CloudWatch retains metric data as follows:
- Data points with a period of less than 60 seconds are available for 3 hours. These data points are high-resolution custom metrics.
- Data points with a period of 60 seconds (1 minute) are available for 15 days
- Data points with a period of 300 seconds (5 minute) are available for 63 days
- Data points with a period of 3600 seconds (1 hour) are available for 455 days (15 months)
A percentile indicates the relative standing of a value in a dataset. Percentiles help customers to get a better understanding of the distribution of their metric data. Percentiles are often used to isolate anomalies.
- Using percentiles, customers can monitor the 95th percentile of CPU utilization to check for instances with an unusually heavy load.

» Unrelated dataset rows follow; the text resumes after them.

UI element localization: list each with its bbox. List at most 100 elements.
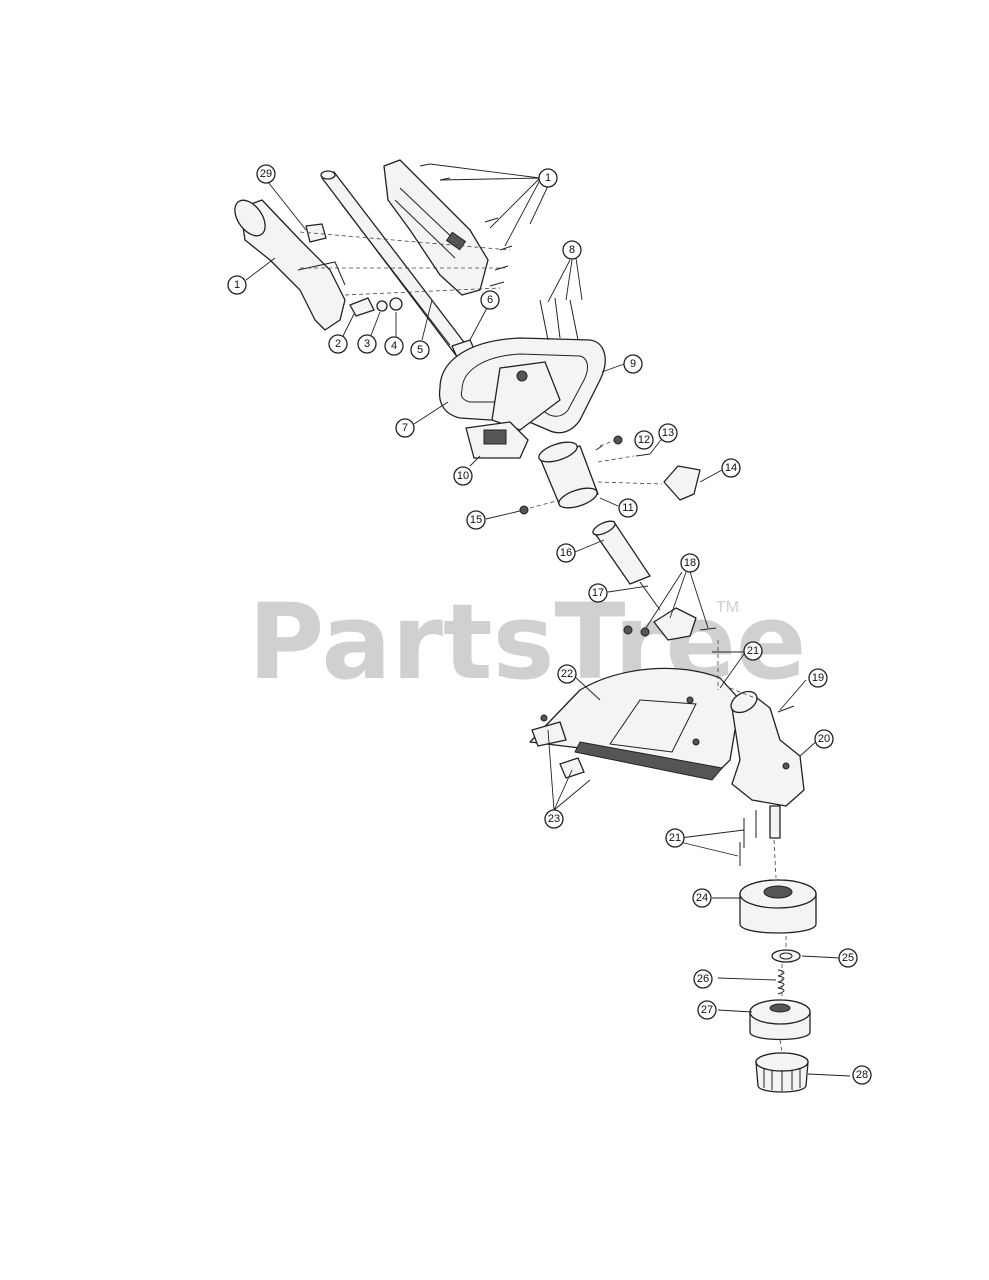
callout-1-top: 1 bbox=[538, 168, 558, 188]
callout-14: 14 bbox=[721, 458, 741, 478]
callout-6: 6 bbox=[480, 290, 500, 310]
shaft-end bbox=[320, 170, 336, 180]
watermark-trademark: TM bbox=[716, 599, 739, 616]
washer bbox=[771, 949, 801, 963]
assembly-lines-2 bbox=[597, 439, 635, 463]
mounting-screws bbox=[739, 810, 757, 866]
callout-17: 17 bbox=[588, 583, 608, 603]
svg-text:1: 1 bbox=[545, 172, 551, 184]
knob-line bbox=[597, 481, 663, 485]
washer-hole bbox=[779, 952, 793, 960]
guard-bracket-2 bbox=[559, 757, 585, 779]
svg-text:29: 29 bbox=[260, 168, 272, 180]
svg-text:18: 18 bbox=[684, 557, 696, 569]
left-handle-housing bbox=[239, 199, 346, 331]
callout-25: 25 bbox=[838, 948, 858, 968]
trigger-switch bbox=[349, 297, 375, 317]
shaft-line bbox=[341, 204, 451, 346]
loop-handle-opening bbox=[460, 353, 588, 417]
svg-text:5: 5 bbox=[417, 344, 423, 356]
washer-part bbox=[389, 297, 403, 311]
svg-text:1: 1 bbox=[234, 279, 240, 291]
spring-part bbox=[376, 300, 388, 312]
svg-text:2: 2 bbox=[335, 338, 341, 350]
svg-text:7: 7 bbox=[402, 422, 408, 434]
svg-text:28: 28 bbox=[856, 1069, 868, 1081]
callout-8: 8 bbox=[562, 240, 582, 260]
callout-18: 18 bbox=[680, 553, 700, 573]
nut-12 bbox=[613, 435, 623, 445]
bump-knob-ribs bbox=[763, 1068, 801, 1091]
svg-text:17: 17 bbox=[592, 587, 604, 599]
svg-text:13: 13 bbox=[662, 427, 674, 439]
callout-20: 20 bbox=[814, 729, 834, 749]
screw-13 bbox=[635, 453, 651, 457]
guard-window bbox=[609, 699, 697, 753]
svg-text:3: 3 bbox=[364, 338, 370, 350]
bracket-recess bbox=[483, 429, 507, 445]
callout-9: 9 bbox=[623, 354, 643, 374]
svg-text:6: 6 bbox=[487, 294, 493, 306]
svg-text:8: 8 bbox=[569, 244, 575, 256]
callout-11: 11 bbox=[618, 498, 638, 518]
clamp-bolt bbox=[516, 370, 528, 382]
callout-3: 3 bbox=[357, 334, 377, 354]
svg-text:9: 9 bbox=[630, 358, 636, 370]
screw-19 bbox=[777, 705, 795, 713]
callout-7: 7 bbox=[395, 418, 415, 438]
handle-clamp-body bbox=[491, 361, 561, 431]
svg-text:27: 27 bbox=[701, 1004, 713, 1016]
spring bbox=[777, 969, 785, 995]
callout-16: 16 bbox=[556, 543, 576, 563]
callout-26: 26 bbox=[693, 969, 713, 989]
guard-screw-2 bbox=[692, 738, 700, 746]
spool-housing-hub bbox=[763, 885, 793, 899]
svg-text:11: 11 bbox=[622, 502, 633, 514]
leader-lines bbox=[245, 163, 851, 1077]
callout-13: 13 bbox=[658, 423, 678, 443]
callout-24: 24 bbox=[692, 888, 712, 908]
nut-18a bbox=[623, 625, 633, 635]
guard-screw bbox=[686, 696, 694, 704]
svg-text:4: 4 bbox=[391, 340, 397, 352]
coupler-top bbox=[538, 441, 578, 463]
svg-text:23: 23 bbox=[548, 813, 560, 825]
callout-22: 22 bbox=[557, 664, 577, 684]
svg-text:24: 24 bbox=[696, 892, 708, 904]
spool-hub bbox=[769, 1003, 791, 1013]
svg-text:20: 20 bbox=[818, 733, 830, 745]
handle-trigger-edge bbox=[297, 261, 346, 286]
handle-end-cap bbox=[234, 199, 266, 237]
guard-bracket bbox=[531, 721, 567, 747]
guard-rim bbox=[574, 741, 723, 781]
svg-text:14: 14 bbox=[725, 462, 737, 474]
right-handle-housing bbox=[383, 159, 489, 296]
assembly-lines-3 bbox=[717, 640, 787, 1053]
svg-text:21: 21 bbox=[747, 645, 759, 657]
gear-head bbox=[731, 693, 805, 807]
screws-group-1 bbox=[419, 163, 513, 287]
callout-21-upper: 21 bbox=[743, 641, 763, 661]
coupler-end bbox=[558, 487, 598, 509]
bolt-18 bbox=[699, 627, 717, 631]
lower-shaft-top bbox=[592, 520, 616, 536]
callout-23: 23 bbox=[544, 809, 564, 829]
svg-text:22: 22 bbox=[561, 668, 573, 680]
bracket-screw bbox=[540, 714, 548, 722]
gear-head-inlet bbox=[730, 690, 758, 714]
callout-15: 15 bbox=[466, 510, 486, 530]
gear-head-screw bbox=[782, 762, 790, 770]
callout-21-lower: 21 bbox=[665, 828, 685, 848]
nut-18b bbox=[640, 627, 650, 637]
callout-10: 10 bbox=[453, 466, 473, 486]
handle-screws bbox=[539, 297, 579, 341]
nut-line bbox=[529, 499, 561, 509]
callout-1-left: 1 bbox=[227, 275, 247, 295]
svg-text:12: 12 bbox=[638, 434, 650, 446]
svg-text:21: 21 bbox=[669, 832, 681, 844]
spindle bbox=[769, 805, 781, 839]
svg-text:26: 26 bbox=[697, 973, 709, 985]
svg-text:16: 16 bbox=[560, 547, 572, 559]
callout-29: 29 bbox=[256, 164, 276, 184]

- Some CloudWatch metrics support percentiles as a statistic. For these metrics, customers can monitor your system and applications using percentiles as you would when using the other CloudWatch statistics.
AWS customers are able to use an alarm to automatically initiate actions on their behalf. An alarm watch is a single metric over a specified time period, and performs one or more specified actions, based on the value of the metric relative to a threshold over time.
- The action is a notification sent to an Amazon SNS topic or an Auto Scaling policy.
- Alarms invoke actions for sustained state changes only. Because they are in a particular state, CloudWatch alarms do not invoke actions. The state must have to change and must be maintained for a specified number of periods.